The Van Halens insisted on putting their musical ideals above commercial demands. Although they got an early break when Gene Simmons, founder of the rock band KISS, recorded their demo, they were displeased with the results and did not pursue the opportunity further. Later, their dedication to excellence also led to tension with their label, Warner Bros., which often wanted them to put out albums in a rush. Despite the fact that the band recorded their second album, Van Halen II, more quickly than they wanted, Alex Van Halen reports being pleased because “sounding on the record the way we sounded live was a point of pride for us. Ed never wanted to overdub something on a record he’d be unable to replicate onstage; I think it felt like cheating” (146-47). In contrast, during the recording of Fair Warning, the band’s fourth studio album, a conflict that arose between Eddie and Ted Templeman, the producer. Templeman “was a company man,” who wanted to reproduce “a winning formula of the past,” but Eddie wanted and needed “to keep growing creatively and to experiment with new styles and sounds” (181). Alex and Eddie felt that both Roth and Templeman “had a preconceived idea about our sound that felt very constraining to us”—it was irritating “to be told not to evolve as an artist, not to try new instruments and ideas” (211).

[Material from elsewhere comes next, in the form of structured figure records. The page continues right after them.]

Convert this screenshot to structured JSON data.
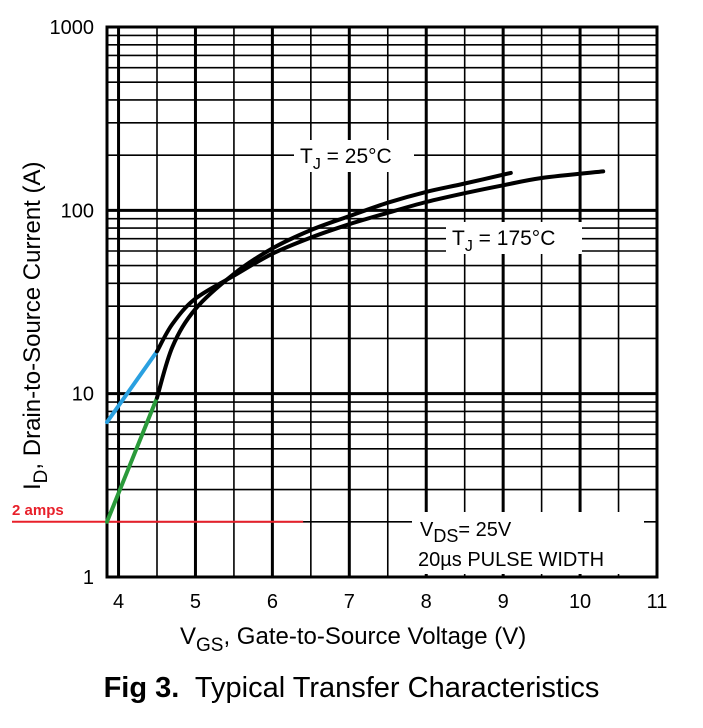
{
  "chart_data": {
    "type": "line",
    "scale": {
      "x": "linear",
      "y": "log"
    },
    "xlim": [
      3.85,
      11
    ],
    "ylim": [
      1,
      1000
    ],
    "grid": true,
    "x_ticks": [
      "4",
      "5",
      "6",
      "7",
      "8",
      "9",
      "10",
      "11"
    ],
    "y_ticks": [
      "1",
      "10",
      "100",
      "1000"
    ],
    "xlabel": {
      "main": "V",
      "sub": "GS",
      "rest": ", Gate-to-Source Voltage (V)"
    },
    "ylabel": {
      "main": "I",
      "sub": "D",
      "rest": ",  Drain-to-Source Current (A)"
    },
    "series": [
      {
        "name": "TJ = 25°C",
        "label_parts": {
          "main": "T",
          "sub": "J",
          "rest": " = 25°C"
        },
        "x": [
          4.5,
          4.7,
          5.0,
          5.5,
          6.0,
          6.5,
          7.0,
          7.5,
          8.0,
          8.5,
          9.1
        ],
        "y": [
          9.5,
          18,
          29,
          45,
          62,
          78,
          93,
          110,
          126,
          140,
          160
        ]
      },
      {
        "name": "TJ = 175°C",
        "label_parts": {
          "main": "T",
          "sub": "J",
          "rest": " = 175°C"
        },
        "x": [
          4.5,
          4.7,
          5.0,
          5.5,
          6.0,
          6.5,
          7.0,
          7.5,
          8.0,
          8.5,
          9.0,
          9.5,
          10.3
        ],
        "y": [
          17,
          24,
          33,
          44,
          58,
          71,
          84,
          97,
          111,
          124,
          137,
          150,
          163
        ]
      }
    ],
    "extrapolations": [
      {
        "color": "#2aa0e0",
        "x": [
          3.85,
          4.5
        ],
        "y": [
          7,
          17
        ]
      },
      {
        "color": "#2a9a3a",
        "x": [
          3.85,
          4.5
        ],
        "y": [
          2,
          9.5
        ]
      }
    ],
    "marker_line": {
      "color": "#e8202a",
      "y": 2,
      "x_end": 6.4,
      "label": "2 amps"
    },
    "annotation": {
      "line1_main": "V",
      "line1_sub": "DS",
      "line1_rest": "= 25V",
      "line2": "20µs PULSE WIDTH"
    },
    "caption": {
      "bold": "Fig 3.",
      "text": "Typical Transfer Characteristics"
    }
  }
}
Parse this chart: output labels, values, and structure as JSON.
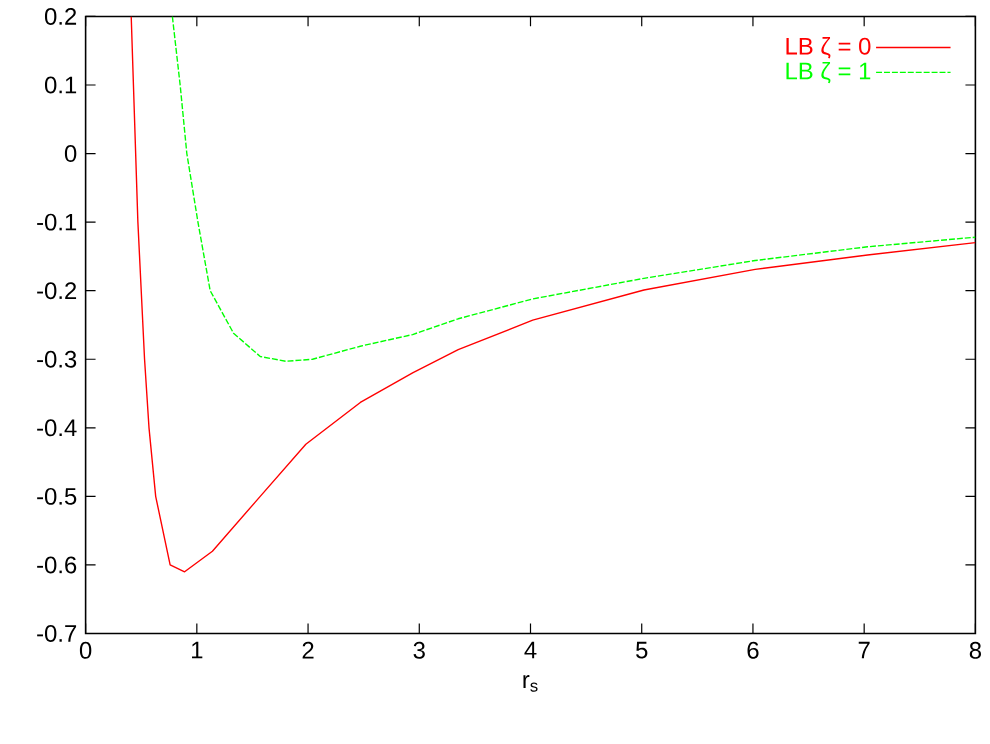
{
  "chart_data": {
    "type": "line",
    "xlabel": "r$_{s}$",
    "xlim": [
      0,
      8
    ],
    "ylim": [
      -0.7,
      0.2
    ],
    "xticks": [
      0,
      1,
      2,
      3,
      4,
      5,
      6,
      7,
      8
    ],
    "yticks": [
      -0.7,
      -0.6,
      -0.5,
      -0.4,
      -0.3,
      -0.2,
      -0.1,
      0,
      0.1,
      0.2
    ],
    "legend": "top right",
    "marker": "none",
    "grid": false,
    "series": [
      {
        "name": "LB ζ = 0",
        "color": "#ff0000",
        "line_style": "solid",
        "x": [
          0.41,
          0.43,
          0.45,
          0.47,
          0.5,
          0.53,
          0.57,
          0.63,
          0.76,
          0.89,
          1.14,
          1.57,
          1.98,
          2.47,
          2.94,
          3.35,
          4.02,
          5.02,
          6.02,
          7.03,
          8.0
        ],
        "values": [
          0.2,
          0.1,
          0,
          -0.1,
          -0.2,
          -0.3,
          -0.4,
          -0.5,
          -0.6,
          -0.61,
          -0.58,
          -0.5,
          -0.424,
          -0.363,
          -0.32,
          -0.286,
          -0.243,
          -0.199,
          -0.169,
          -0.148,
          -0.13
        ]
      },
      {
        "name": "LB ζ = 1",
        "color": "#00ff00",
        "line_style": "dashed",
        "x": [
          0.78,
          0.85,
          0.91,
          1.01,
          1.12,
          1.33,
          1.57,
          1.8,
          2.04,
          2.47,
          2.94,
          3.35,
          4.02,
          5.02,
          6.02,
          7.03,
          8.0
        ],
        "values": [
          0.2,
          0.1,
          0,
          -0.1,
          -0.2,
          -0.262,
          -0.296,
          -0.303,
          -0.3,
          -0.281,
          -0.264,
          -0.241,
          -0.212,
          -0.182,
          -0.156,
          -0.136,
          -0.122
        ]
      }
    ]
  }
}
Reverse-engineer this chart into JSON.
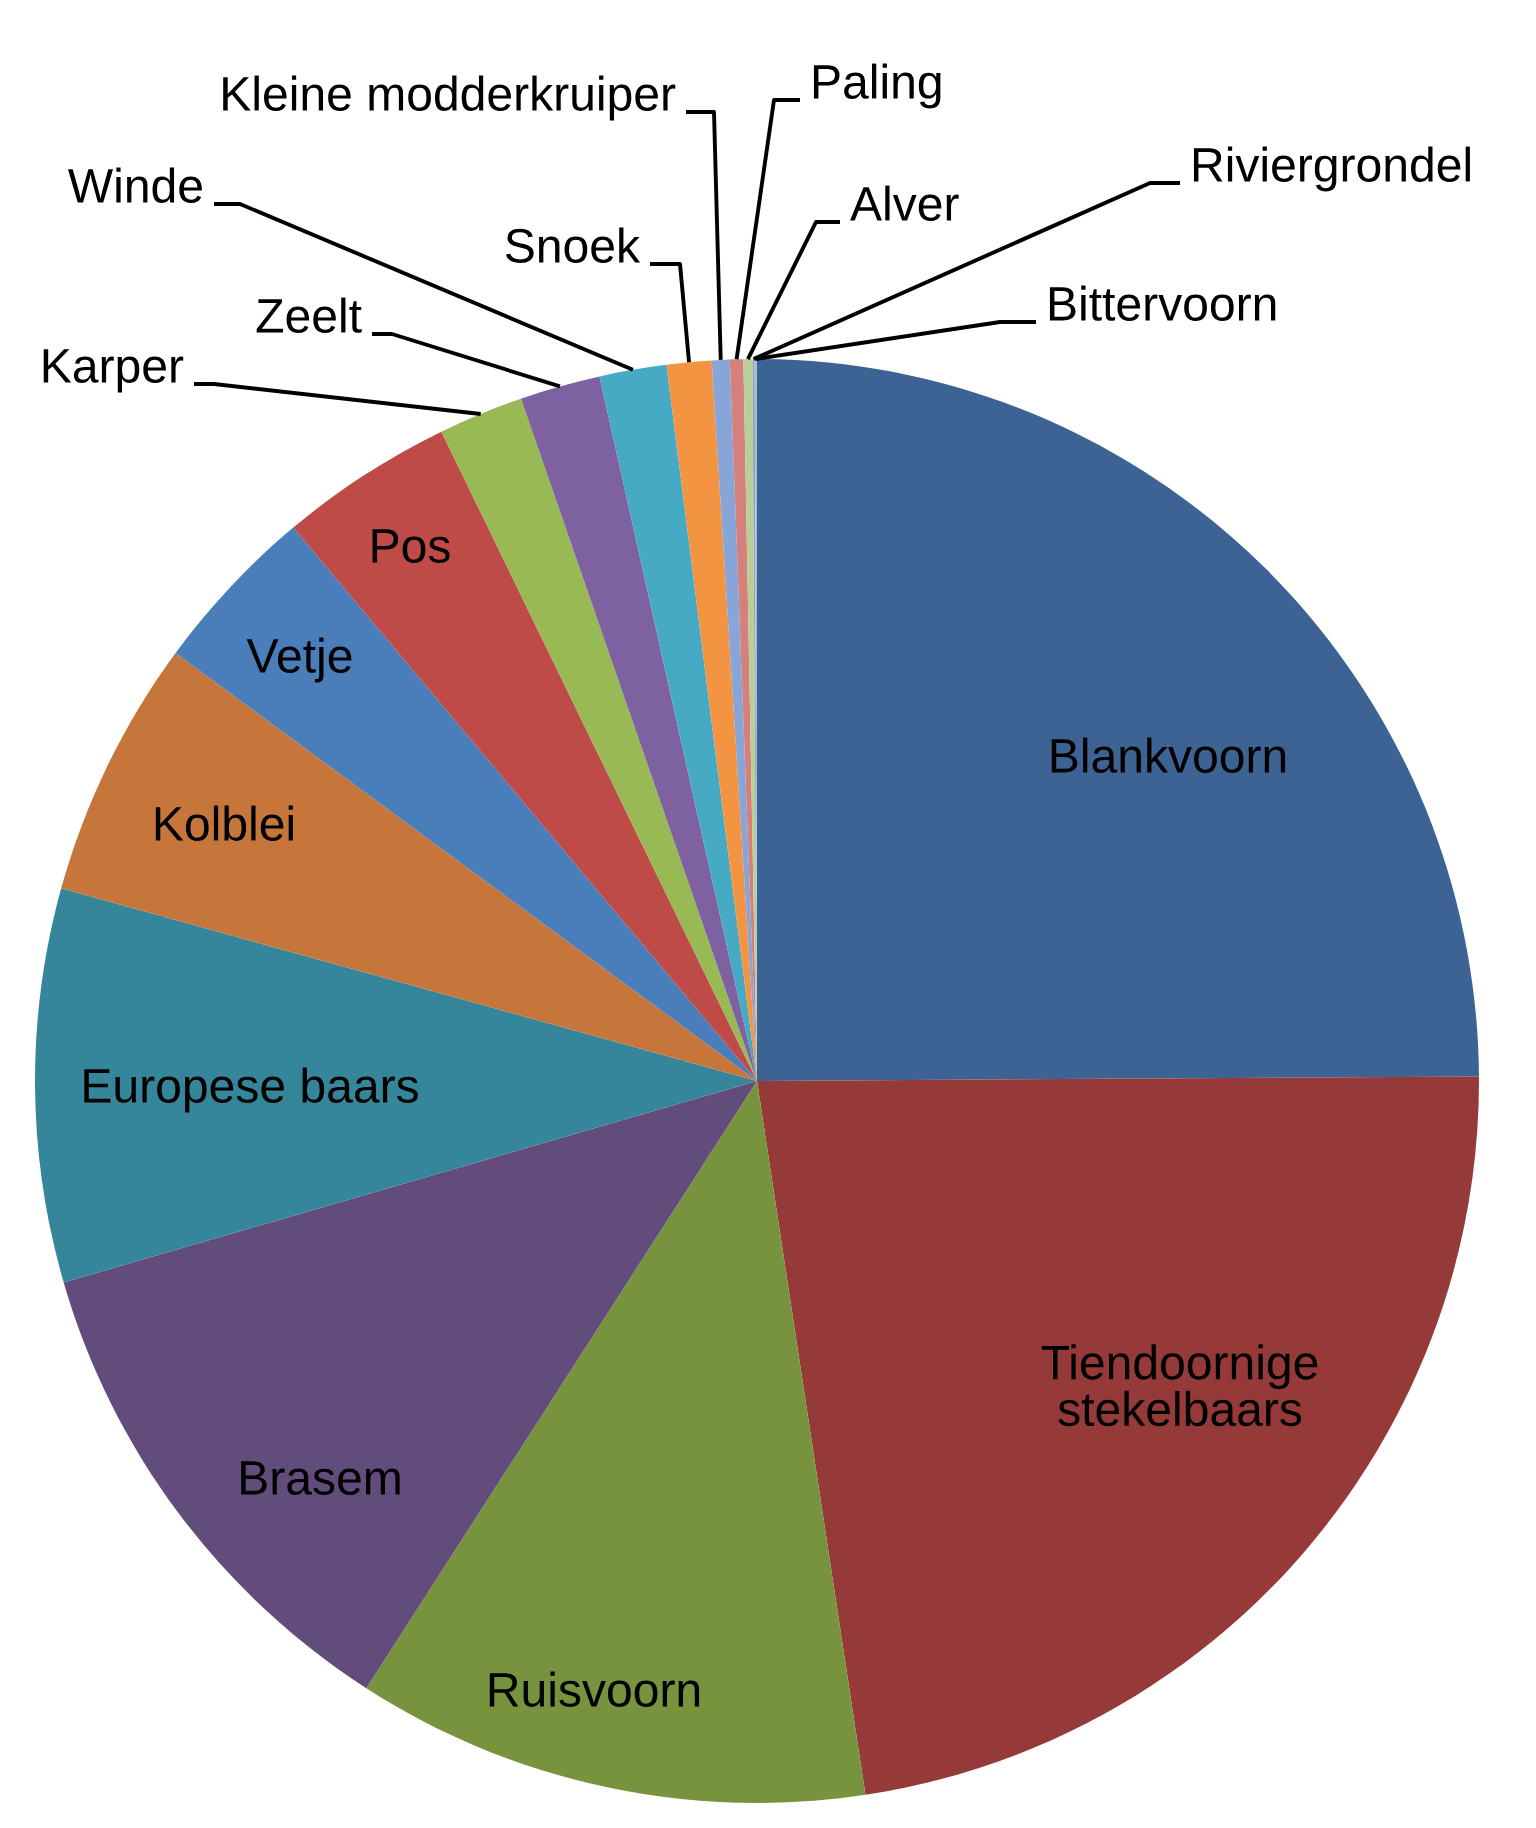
{
  "chart_data": {
    "type": "pie",
    "categories": [
      "Blankvoorn",
      "Tiendoornige stekelbaars",
      "Ruisvoorn",
      "Brasem",
      "Europese baars",
      "Kolblei",
      "Vetje",
      "Pos",
      "Karper",
      "Zeelt",
      "Winde",
      "Snoek",
      "Kleine modderkruiper",
      "Paling",
      "Alver",
      "Riviergrondel",
      "Bittervoorn"
    ],
    "values": [
      24.9,
      22.7,
      11.5,
      11.4,
      8.8,
      5.8,
      3.8,
      3.9,
      1.9,
      1.8,
      1.5,
      1.0,
      0.4,
      0.3,
      0.2,
      0.05,
      0.05
    ],
    "colors": [
      "#3c6394",
      "#953a39",
      "#77933e",
      "#624c7c",
      "#35869b",
      "#c6763a",
      "#4a7ebb",
      "#be4b48",
      "#98b954",
      "#7d61a0",
      "#46aac5",
      "#f39443",
      "#87a5d6",
      "#d4807d",
      "#b9cf95",
      "#a99bbd",
      "#8ccadb"
    ]
  }
}
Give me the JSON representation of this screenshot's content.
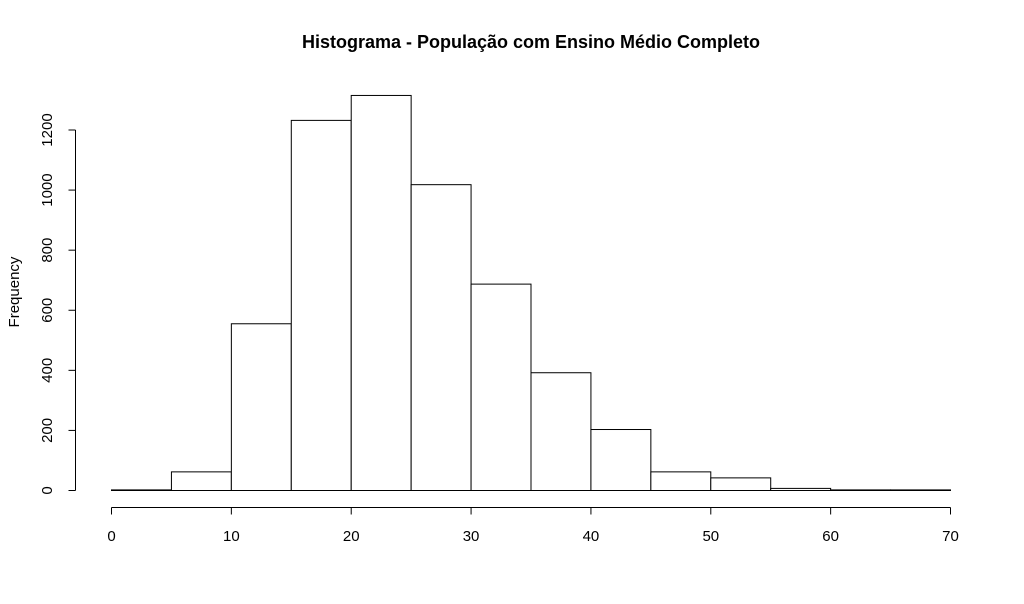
{
  "chart_data": {
    "type": "bar",
    "title": "Histograma - População com Ensino Médio Completo",
    "xlabel": "",
    "ylabel": "Frequency",
    "bins": [
      {
        "start": 0,
        "end": 5,
        "value": 2
      },
      {
        "start": 5,
        "end": 10,
        "value": 62
      },
      {
        "start": 10,
        "end": 15,
        "value": 555
      },
      {
        "start": 15,
        "end": 20,
        "value": 1232
      },
      {
        "start": 20,
        "end": 25,
        "value": 1315
      },
      {
        "start": 25,
        "end": 30,
        "value": 1018
      },
      {
        "start": 30,
        "end": 35,
        "value": 687
      },
      {
        "start": 35,
        "end": 40,
        "value": 392
      },
      {
        "start": 40,
        "end": 45,
        "value": 203
      },
      {
        "start": 45,
        "end": 50,
        "value": 62
      },
      {
        "start": 50,
        "end": 55,
        "value": 42
      },
      {
        "start": 55,
        "end": 60,
        "value": 7
      },
      {
        "start": 60,
        "end": 65,
        "value": 2
      },
      {
        "start": 65,
        "end": 70,
        "value": 2
      }
    ],
    "xlim": [
      0,
      70
    ],
    "ylim": [
      0,
      1315
    ],
    "x_ticks": [
      "0",
      "10",
      "20",
      "30",
      "40",
      "50",
      "60",
      "70"
    ],
    "y_ticks": [
      "0",
      "200",
      "400",
      "600",
      "800",
      "1000",
      "1200"
    ],
    "grid": false,
    "colors": {
      "bar_fill": "#ffffff",
      "bar_stroke": "#000000"
    }
  }
}
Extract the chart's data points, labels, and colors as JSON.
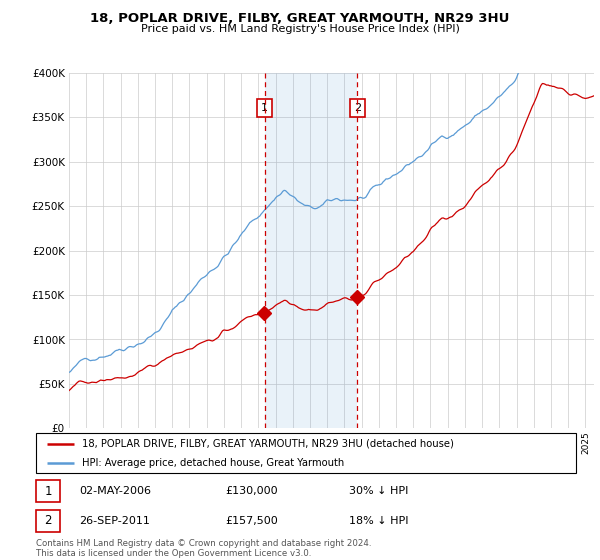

Alex praises Eddie for his devotion to musicianship, citing as an example Eddie’s decision in 1983 to build 5150, his home recording studio—an idea that came from his neighbor, legendary musician Frank Zappa, who had a studio in his home. Having his own studio meant that Eddie could spend as much time as he wanted in “a place where Ed felt liberated to create” (210). Both Roth and Templeman were opposed to Eddie playing keyboards; Eddie has stated that the band’s only number one single, “Jump,” which contains a famous keyboard riff, would have never been made without 5150.